Mr Bignall’s primary contention was that the GLC’s rules infringed his rights to freedom of expression and his right to disseminate information as guaranteed in the Charter of Fundamental Rights and Freedoms of Jamaica’s Constitution. Justice Barnaby rejected his claims to the GLC canons with respect to those that broadly:

. Establish the right of attorneys to advertise, once the advertisement is not “deceptive or misleading ... or unlikely to create unjustified expectation”. Which is the underlying principle of advertising in Jamaica;

. Prevent lawyers from directly or indirectly applying to businesses or firms that are not their clients unless it is customary for those institutions to accept application for legal services;

. Give the council the power to cease lectures, talks, public appearances, or publications; and

. Obligate attorneys to have control of publicity about their practice and firms and respond immediately in the event of information that does not meet the expected standard of propriety.

While Justice Barnaby accepted that the canons infringed constitutional rights, she held that they met the constitutional tests for abridgement on the basis of being “demonstrably justified in a free and democratic society”.

With respect to the legal role of the GLC and its objectives as a legislated regulatory body, Justice Barnaby said: “In our contemporary society which is characterised by a proliferation of social and other media and communication platforms with expansive and often immediate access to content, I believe that advertising justifiably gives concern to a body established to uphold the standards of a noble profession, which has its very foundation in the integrity and dignity of each of its members.” Which might be said of undertakers and any other group of providers of services who expected to perform with dignity, skill, and competence.

However, the judge ruled to be “unconstitutional, null, and void, and of no legal effect” a number of the advertising canons – 11(h), 11(i), 11(k) (iii) – under which the GLC ostensibly had power to order attorneys to rectify alleged advertising breaches. Yet, on closer look, there was no authority in those regulations to sanction lawyers for breaches.

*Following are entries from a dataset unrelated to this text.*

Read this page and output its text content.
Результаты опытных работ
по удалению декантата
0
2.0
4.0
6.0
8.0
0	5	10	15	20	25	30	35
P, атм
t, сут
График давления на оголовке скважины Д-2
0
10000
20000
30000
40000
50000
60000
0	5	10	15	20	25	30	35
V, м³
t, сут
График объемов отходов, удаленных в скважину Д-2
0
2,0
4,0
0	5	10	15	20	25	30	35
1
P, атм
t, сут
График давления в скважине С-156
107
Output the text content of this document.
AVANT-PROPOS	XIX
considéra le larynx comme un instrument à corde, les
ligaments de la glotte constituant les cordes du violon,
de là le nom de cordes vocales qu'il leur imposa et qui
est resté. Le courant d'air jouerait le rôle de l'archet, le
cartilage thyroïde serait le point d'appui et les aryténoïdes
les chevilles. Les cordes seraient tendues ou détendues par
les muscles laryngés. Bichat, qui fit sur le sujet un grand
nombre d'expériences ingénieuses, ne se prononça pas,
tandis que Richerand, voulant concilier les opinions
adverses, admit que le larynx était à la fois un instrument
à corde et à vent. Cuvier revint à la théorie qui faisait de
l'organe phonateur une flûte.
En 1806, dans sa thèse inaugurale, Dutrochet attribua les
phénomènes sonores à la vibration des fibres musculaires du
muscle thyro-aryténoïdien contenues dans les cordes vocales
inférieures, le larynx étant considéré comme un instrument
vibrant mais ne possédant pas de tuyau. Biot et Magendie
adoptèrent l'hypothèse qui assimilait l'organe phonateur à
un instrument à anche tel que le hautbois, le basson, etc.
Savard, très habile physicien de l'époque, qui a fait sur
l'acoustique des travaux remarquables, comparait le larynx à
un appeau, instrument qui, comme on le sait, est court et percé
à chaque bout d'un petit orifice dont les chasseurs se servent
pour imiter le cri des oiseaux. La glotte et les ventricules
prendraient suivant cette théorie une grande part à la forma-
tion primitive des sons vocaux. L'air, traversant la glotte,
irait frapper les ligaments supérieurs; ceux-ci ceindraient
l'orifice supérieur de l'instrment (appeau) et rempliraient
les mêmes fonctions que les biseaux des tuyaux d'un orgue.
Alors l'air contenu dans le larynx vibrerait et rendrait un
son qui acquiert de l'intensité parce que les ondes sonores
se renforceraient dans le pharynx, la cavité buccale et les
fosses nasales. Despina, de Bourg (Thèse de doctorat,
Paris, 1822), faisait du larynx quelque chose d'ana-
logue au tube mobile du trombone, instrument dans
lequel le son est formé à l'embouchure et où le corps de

Said Justice Barnaby: “If the orders made pursuant to canons 11(h), 11(i), and 11 (k) (iii) cannot, except by moral suasion, ensure compliance with the established advertising standards, I am unable to discern the necessity for their inclusion ... . I find the overarching principle emanating therefrom, that where the measures limiting a guaranteed right go beyond existing sensible regulatory restraints, they are, in effect, unnecessary.”

EASY FIX

This, if the GLC is determined, is a relatively easy fix. And the council is unlikely to be detained for too long by the court’s ruling that the hearings being convened against Mr Bignall breached his constitutional rights to a fair hearing.

There are, however, more fundamental principles at stake, notwithstanding Justice Barnaby’s assumption that the advertising rules were in protection of the nobility of the legal profession.

The limitations on advertising do not specifically perpetuate a closed shop for the big-name lawyers or those who happen to have their cases mentioned regularly in the media. They, nonetheless, establish barriers for the younger professionals who are not in big firms, have no name recognition, and are struggling to get a leg up. And limiting the availability of information also limits the public’s access to lawyers generally, but especially to the younger ones who may be even brighter and more proficient and professional and willing to work for less than some with famous shingles. The upshot: large swathes of Jamaicans left without affordable access to justice.

The greater responsibility for the GLC at this time is to see beyond the archaic looking-over-the-nose presumptions about nobility and integrity in favour of more rigorous oversight on how lawyers and speedier resolution of real complaints is now the case. If the GLC, on the matter, can’t get out of the way, Parliament should act.